最近の毎日新聞の文化欄コラムに、マルタ・アルゲリッチが、「今世紀最高のピアニストとも評される」と風評めいた書き方で紹介されていて、大きく躓いてしまった。
コラムニストも、ちょっと考えれば、常套句の不都合に気づいたはずである。「とも」と言うからには、他の言い回しも聞いているはずなのだが、よりによって、どこで目にしたのか、現時点では、分野、業界を問わず不適当と決まっている常套句を採用したのが、コラムニストの不幸の始まりである。
今世紀は、始まってまだ1/5も経っていないから、この時点で今世紀最高というのは、褒め言葉にも何もなっていない。もう70年くらい経って、今世紀の決算が見えてきた頃に言うべきものであるが、コラムニストはどうか知らないが、話題のピアニストも、小論筆者も、すでに老境にあるので、今世紀最高と呼ばれているかどうか、到底見届けることはできない勘定である。

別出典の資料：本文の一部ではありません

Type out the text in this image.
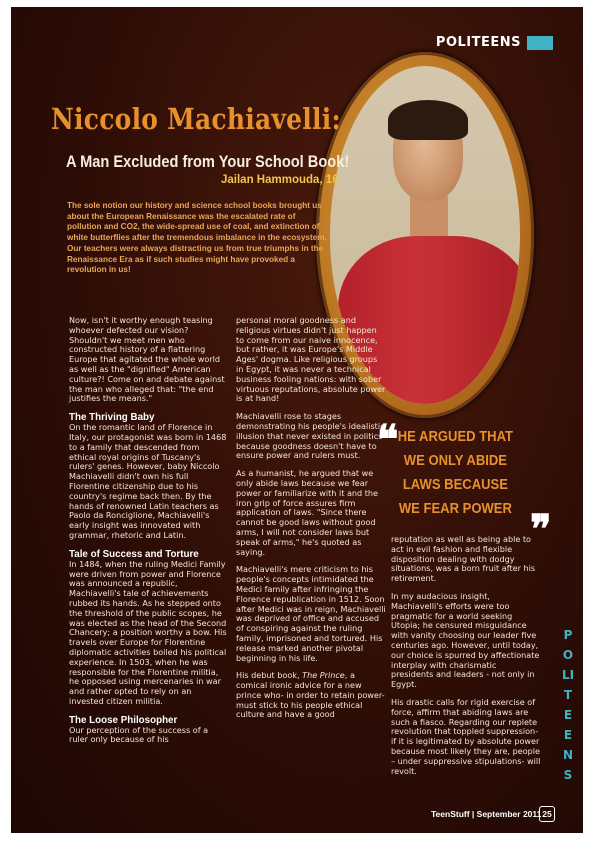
POLITEENS
Niccolo Machiavelli:
A Man Excluded from Your School Book!
Jailan Hammouda, 16

The sole notion our history and science school books brought us about the European Renaissance was the escalated rate of pollution and CO2, the wide-spread use of coal, and extinction of white butterflies after the tremendous imbalance in the ecosystem. Our teachers were always distracting us from true triumphs in the Renaissance Era as if such studies might have provoked a revolution in us!

Now, isn't it worthy enough teasing whoever defected our vision? Shouldn't we meet men who constructed history of a flattering Europe that agitated the whole world as well as the "dignified" American culture?! Come on and debate against the man who alleged that: "the end justifies the means."

The Thriving Baby

On the romantic land of Florence in Italy, our protagonist was born in 1468 to a family that descended from ethical royal origins of Tuscany's rulers' genes. However, baby Niccolo Machiavelli didn't own his full Florentine citizenship due to his country's regime back then. By the hands of renowned Latin teachers as Paolo da Ronciglione, Machiavelli's early insight was innovated with grammar, rhetoric and Latin.

Tale of Success and Torture

In 1484, when the ruling Medici Family were driven from power and Florence was announced a republic, Machiavelli's tale of achievements rubbed its hands. As he stepped onto the threshold of the public scopes, he was elected as the head of the Second Chancery; a position worthy a bow. His travels over Europe for Florentine diplomatic activities boiled his political experience. In 1503, when he was responsible for the Florentine militia, he opposed using mercenaries in war and rather opted to rely on an invested citizen militia.

The Loose Philosopher

Our perception of the success of a ruler only because of his

personal moral goodness and religious virtues didn't just happen to come from our naive innocence, but rather, it was Europe's Middle Ages' dogma. Like religious groups in Egypt, it was never a technical business fooling nations: with sober virtuous reputations, absolute power is at hand!

Machiavelli rose to stages demonstrating his people's idealistic illusion that never existed in politics because goodness doesn't have to ensure power and rulers must.

As a humanist, he argued that we only abide laws because we fear power or familiarize with it and the iron grip of force assures firm application of laws. "Since there cannot be good laws without good arms, I will not consider laws but speak of arms," he's quoted as saying.

Machiavelli's mere criticism to his people's concepts intimidated the Medici family after infringing the Florence republication in 1512. Soon after Medici was in reign, Machiavelli was deprived of office and accused of conspiring against the ruling family, imprisoned and tortured. His release marked another pivotal beginning in his life.

His debut book, The Prince, a comical ironic advice for a new prince who- in order to retain power- must stick to his people ethical culture and have a good

❝ HE ARGUED THAT
WE ONLY ABIDE
LAWS BECAUSE
WE FEAR POWER ❞

reputation as well as being able to act in evil fashion and flexible disposition dealing with dodgy situations, was a born fruit after his retirement.

In my audacious insight, Machiavelli's efforts were too pragmatic for a world seeking Utopia; he censured misguidance with vanity choosing our leader five centuries ago. However, until today, our choice is spurred by affectionate interplay with charismatic presidents and leaders - not only in Egypt.

His drastic calls for rigid exercise of force, affirm that abiding laws are such a fiasco. Regarding our replete revolution that toppled suppression- if it is legitimated by absolute power because most likely they are, people – under suppressive stipulations- will revolt.

POLITEENS
TeenStuff | September 2011 25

ピアニストは、1941年生まれで1960年にレコードデビューして以来、20世紀だけで、40年の堂々たるキャリアを刻んでいる。14年経ってない21世紀の活躍を持って、21世紀のピアニストというのは、不釣り合いというものだろう。参考までに言うと、素人集団の書いたWikipedia記事では、「現在、世界のクラシック音楽界で最も高い評価を 受けているピアニストの一人である。」と妥当きわまる表現をとっている。コラムニストは、こちらから、学ぶべきであった。
別の常套句を転用するならば、「常套句は、無能な著作家の隠れ家である」とでも言うのだろうか。署名入りで記事を書くコラムニストは、文筆家、著作家に属する職業人である。隠れ家が、童話で言う、藁の家なのか、煉瓦の家なのか、隠れる前に確かめるくらいの分別は必要だろう。
それにしても、天下の毎日新聞の夕刊文化欄のコラムであるので、校正段階で駄目が出なかったのが、不審である。
当記事は、世間の一般的な風潮を諷するのが目的であり、やり玉に挙がった形の個人を攻撃するのが目的ではないので、記事は明示しない。当人が気づいて、執筆姿勢を改めていただければ、小論筆者にとって幸いである。